Post-mortem: git.sr.ht's almost-outage today

git.sr.ht almost suffered an outage today, when available disk space for repository storage got as low as 2.8 GiB. Thankfully, the problem was identified and a solution applied before an outage was incurred. This ended up being a good case study in the value of good monitoring and a solid understanding of the performance characteristics of your system. So, what caused this to happen, why didn’t it cause an outage, and what have we learned?

An SVG plot showing git.sr.ht free disk space over time, trending from 100G to less than 25G over 5 days

A plot showing free disk space on git storage over 5 days. Higher is better.
We generate these graphs with chartsrv, by the way.

During a routine audit of our systems on September 18th, I discovered that git.sr.ht disk space was growing at a higher than expected rate. At the growth rate observed on the 18th, I estimated that we had 9 weeks before we’d run out of disk space. Having other things to deal with at the time, I wrote up my initial findings on the sr.ht-dev mailing list and planned to re-visit the problem 3 weeks later.

Run the clocks forward to last night, and a disk space usage alarm goes off. These fire when we reach 80% storage utilization on any host. Normally this incurs an immediate investigation, but I initially presumed that it was the natural progression of the growth trends we had observed a few weeks prior.
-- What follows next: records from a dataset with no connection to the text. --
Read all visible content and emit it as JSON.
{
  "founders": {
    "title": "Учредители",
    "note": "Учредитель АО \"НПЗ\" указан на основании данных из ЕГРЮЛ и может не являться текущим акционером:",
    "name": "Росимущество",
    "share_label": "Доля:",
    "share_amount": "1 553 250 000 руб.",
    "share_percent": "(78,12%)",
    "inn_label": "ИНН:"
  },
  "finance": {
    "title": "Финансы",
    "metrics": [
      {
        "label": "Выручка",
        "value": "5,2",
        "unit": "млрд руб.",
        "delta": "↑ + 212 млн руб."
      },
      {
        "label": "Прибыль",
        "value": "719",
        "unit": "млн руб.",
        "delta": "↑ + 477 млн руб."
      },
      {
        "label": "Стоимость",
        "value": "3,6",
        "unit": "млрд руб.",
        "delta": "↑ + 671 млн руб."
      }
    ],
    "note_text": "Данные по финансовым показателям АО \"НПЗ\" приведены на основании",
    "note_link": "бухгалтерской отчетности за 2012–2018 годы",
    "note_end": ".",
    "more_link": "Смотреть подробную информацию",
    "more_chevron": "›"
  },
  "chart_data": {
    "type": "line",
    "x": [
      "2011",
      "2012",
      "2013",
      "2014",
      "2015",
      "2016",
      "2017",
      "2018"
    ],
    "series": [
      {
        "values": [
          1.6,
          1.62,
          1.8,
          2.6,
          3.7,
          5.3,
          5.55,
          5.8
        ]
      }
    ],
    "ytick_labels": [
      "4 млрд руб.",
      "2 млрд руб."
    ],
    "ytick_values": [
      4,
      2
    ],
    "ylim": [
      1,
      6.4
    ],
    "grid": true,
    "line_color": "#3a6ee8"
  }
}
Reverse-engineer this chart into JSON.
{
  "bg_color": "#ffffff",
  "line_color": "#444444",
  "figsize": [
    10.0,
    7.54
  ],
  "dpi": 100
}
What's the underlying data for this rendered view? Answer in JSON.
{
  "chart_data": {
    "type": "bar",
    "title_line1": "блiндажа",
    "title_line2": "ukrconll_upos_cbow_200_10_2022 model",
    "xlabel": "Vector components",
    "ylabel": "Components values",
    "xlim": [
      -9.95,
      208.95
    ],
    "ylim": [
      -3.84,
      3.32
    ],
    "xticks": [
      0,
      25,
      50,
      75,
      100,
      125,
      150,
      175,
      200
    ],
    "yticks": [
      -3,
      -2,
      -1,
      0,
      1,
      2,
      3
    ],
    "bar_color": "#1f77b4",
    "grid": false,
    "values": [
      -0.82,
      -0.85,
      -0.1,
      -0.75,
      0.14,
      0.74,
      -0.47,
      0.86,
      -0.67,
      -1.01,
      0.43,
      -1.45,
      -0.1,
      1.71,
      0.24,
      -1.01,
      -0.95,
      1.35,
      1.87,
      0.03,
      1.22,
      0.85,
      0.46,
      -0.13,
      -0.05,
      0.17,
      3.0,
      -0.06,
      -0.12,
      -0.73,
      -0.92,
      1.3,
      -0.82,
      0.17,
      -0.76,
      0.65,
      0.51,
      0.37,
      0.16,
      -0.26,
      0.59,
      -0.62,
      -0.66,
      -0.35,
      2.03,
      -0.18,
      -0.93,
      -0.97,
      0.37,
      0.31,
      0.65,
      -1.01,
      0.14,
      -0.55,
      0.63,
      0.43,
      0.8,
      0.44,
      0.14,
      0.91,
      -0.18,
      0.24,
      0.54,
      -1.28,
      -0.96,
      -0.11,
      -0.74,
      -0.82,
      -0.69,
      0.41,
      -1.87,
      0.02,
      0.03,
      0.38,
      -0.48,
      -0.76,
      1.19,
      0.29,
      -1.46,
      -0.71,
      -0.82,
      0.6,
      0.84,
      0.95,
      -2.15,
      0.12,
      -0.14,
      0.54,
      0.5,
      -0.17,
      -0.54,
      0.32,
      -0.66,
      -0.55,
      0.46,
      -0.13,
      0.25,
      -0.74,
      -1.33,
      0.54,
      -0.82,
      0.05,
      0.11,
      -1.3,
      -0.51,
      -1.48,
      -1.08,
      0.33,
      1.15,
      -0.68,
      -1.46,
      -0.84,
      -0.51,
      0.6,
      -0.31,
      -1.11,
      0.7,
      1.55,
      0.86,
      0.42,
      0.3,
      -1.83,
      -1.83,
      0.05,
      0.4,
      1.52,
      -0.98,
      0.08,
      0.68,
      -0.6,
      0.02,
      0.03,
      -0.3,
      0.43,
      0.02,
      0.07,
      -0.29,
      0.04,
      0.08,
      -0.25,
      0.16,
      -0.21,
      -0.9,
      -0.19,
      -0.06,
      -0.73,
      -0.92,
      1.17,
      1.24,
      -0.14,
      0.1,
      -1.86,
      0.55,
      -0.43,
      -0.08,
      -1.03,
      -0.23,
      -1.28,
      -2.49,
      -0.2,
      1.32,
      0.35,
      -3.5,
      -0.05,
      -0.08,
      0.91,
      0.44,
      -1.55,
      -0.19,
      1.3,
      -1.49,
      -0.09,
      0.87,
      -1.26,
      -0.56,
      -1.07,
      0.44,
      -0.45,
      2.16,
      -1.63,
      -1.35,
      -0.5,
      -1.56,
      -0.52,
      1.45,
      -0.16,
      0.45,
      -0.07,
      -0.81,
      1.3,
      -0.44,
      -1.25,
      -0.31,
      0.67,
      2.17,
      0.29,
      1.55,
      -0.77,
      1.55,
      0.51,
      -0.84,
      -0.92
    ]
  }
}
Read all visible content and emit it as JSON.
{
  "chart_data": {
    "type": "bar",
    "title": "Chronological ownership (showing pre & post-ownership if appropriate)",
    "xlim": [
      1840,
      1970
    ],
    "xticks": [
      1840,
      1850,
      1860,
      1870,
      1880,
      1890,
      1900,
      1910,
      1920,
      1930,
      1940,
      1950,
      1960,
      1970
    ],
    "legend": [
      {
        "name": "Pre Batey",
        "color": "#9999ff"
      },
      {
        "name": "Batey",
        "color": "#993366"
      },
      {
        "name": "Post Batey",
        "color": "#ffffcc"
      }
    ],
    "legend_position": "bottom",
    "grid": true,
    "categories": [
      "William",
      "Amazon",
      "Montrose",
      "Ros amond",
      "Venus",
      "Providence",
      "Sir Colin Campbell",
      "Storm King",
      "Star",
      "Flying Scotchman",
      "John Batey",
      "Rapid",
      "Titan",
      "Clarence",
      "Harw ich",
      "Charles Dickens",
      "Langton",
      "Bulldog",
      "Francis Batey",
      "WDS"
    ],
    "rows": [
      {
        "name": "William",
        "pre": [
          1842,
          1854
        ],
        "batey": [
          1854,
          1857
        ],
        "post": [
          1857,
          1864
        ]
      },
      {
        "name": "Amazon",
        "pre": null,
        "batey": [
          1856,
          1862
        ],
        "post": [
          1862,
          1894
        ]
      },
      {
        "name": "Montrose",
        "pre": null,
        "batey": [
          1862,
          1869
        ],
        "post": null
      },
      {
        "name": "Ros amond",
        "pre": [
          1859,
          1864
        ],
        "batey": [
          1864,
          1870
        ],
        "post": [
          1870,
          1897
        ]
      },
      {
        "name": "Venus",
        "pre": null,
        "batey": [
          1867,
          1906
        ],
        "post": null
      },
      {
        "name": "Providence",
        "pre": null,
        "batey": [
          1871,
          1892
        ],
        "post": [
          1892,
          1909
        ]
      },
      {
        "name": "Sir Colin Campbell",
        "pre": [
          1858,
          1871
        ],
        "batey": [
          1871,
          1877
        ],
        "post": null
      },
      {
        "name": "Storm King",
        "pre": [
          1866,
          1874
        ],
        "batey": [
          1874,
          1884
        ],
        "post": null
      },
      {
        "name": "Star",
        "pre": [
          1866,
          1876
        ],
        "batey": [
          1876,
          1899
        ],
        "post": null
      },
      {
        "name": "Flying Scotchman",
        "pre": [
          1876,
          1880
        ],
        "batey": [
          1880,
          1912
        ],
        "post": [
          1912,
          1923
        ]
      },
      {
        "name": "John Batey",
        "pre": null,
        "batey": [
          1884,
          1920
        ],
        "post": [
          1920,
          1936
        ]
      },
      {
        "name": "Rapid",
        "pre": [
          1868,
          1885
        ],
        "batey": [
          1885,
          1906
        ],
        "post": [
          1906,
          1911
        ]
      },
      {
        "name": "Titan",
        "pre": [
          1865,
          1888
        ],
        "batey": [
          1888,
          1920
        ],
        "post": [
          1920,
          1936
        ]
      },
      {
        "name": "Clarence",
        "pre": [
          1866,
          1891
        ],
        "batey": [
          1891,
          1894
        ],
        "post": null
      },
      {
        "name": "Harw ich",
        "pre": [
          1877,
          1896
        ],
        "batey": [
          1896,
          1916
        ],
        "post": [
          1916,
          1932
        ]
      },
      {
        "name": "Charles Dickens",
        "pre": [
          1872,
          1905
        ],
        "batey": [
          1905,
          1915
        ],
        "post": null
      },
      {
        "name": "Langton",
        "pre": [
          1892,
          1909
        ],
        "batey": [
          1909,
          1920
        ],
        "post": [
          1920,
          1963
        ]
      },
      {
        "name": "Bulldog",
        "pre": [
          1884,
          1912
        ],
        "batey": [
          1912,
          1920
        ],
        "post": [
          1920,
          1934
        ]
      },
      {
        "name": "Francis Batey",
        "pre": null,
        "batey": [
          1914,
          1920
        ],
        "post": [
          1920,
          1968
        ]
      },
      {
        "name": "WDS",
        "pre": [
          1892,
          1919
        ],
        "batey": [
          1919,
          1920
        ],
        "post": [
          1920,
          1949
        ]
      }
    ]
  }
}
I downgraded the urgency of the alarm and made a note to follow up this morning.

So, this morning rolls around, and I log into the machine and check the disk usage… and there’s only 4.6 GiB left, and falling by 2 gigs per hour! This trend is obviously heading towards disaster, so I quickly truncate some large log files to buy time, file a public incident report, and loop #sr.ht in on the issue.

The game plan is:

Establish a lower bound on disk space at which an emergency is declared and git.sr.ht is put into read-only mode. This is set at 2 GiB.
Spin up a new server with sufficient storage space to accomodate the growth for long enough to re-evaluate our plans.
Start transferring data over and get as much of the migration done as possible before hitting that 2 GiB floor and declaring an outage.
Investigate: why is this happening?

Steps 2 and 3 have some idle time baked in, so I’m doing the investigation in parallel. It seems strange, there’s no one adding especially large repos and the git storage growth rate is consistent with our normal projections. I ruminate over it while working on provisioning a replacement server. Once I’m prepared to start the zfs receive to pull the dataset over to the new host… I notice that the snapshots are unusually large.

I delete six old snapshots and immediately freed up 500 GiB of space. Crisis over.

A chart showing the before and after when the snapshots were deleted

An update is issued for the incident report: the issue was resolved without incurring an outage. Now comes the important questions:

Why did this happen?
How can we prevent it from happening again?

This should not have happened. We are aware that snapshots occupy disk space and we had measured their growth rate and factored it into our planning for git.sr.ht disk space utilization. So why were they so large?

The culprit ended up being that, on August 12th, we deployed a cronjob which runs git-gc every 20 minutes on a random subset of git repositories. Prior to this change, our git storage was basically append-only: outside of users deleting their repositories, objects were only ever added, not removed. After this change, we started to delete objects as well, which caused the rate at which differences between snapshots and the present filesystem accumulated to change, causing our snapshots to display a more pronounced increase in size as they aged. Our snapshot retention policy did not account for this different growth model.

Our Prometheus retention policy was only set to 15 days (it has since been increased to 60 days), so we can’t directly observe a change in the growth rate at the time this commit was deployed. However, we can observe that disk usage fluctuates periodically:

A graph showing periodic fluctuations in free disk space, trending downwards

In this chart, a higher number means more free disk space.

The GC script runs every 20 minutes, and we take a snapshot every 15 minutes, hourly, and daily. With each GC, disk space frees up briefly, and is reduced again when a snapshot is taken.

Now that we know the cause, we can plan to avoid this issue in the future. It’s less urgent now that the emergency is resolved, but the future plans are to:

Create fine-grained storage utilization metrics which correlates utilization with purpose, so we can see separate utilization figures for git storage, ZFS snapshots, logs, etc.
Re-reason about our retention policy and storage utilization growth rate armed with new knowledge about the effect of git GC on storage utilization.
Move forward with planning for normal git.sr.ht storage upgrades. We’re planning on expanding storage 4x-8x in the foreseeable future.
Add additional instrumentation to our cronjobs to better understand the role they play in system performance.

I’ve also increased the metrics retention from 15 to 60 days to allow us to better observe long-term trends and have a larger window for forensics. This shouldn’t present a problem for storage on our monitoring system, but it monitors itself and will let us know if it starts to run out of space.

So, crisis averted for today. Let’s take this opportunity to improve our planning and observation skills to make sure that we’re better prepared for tomorrow’s crisis.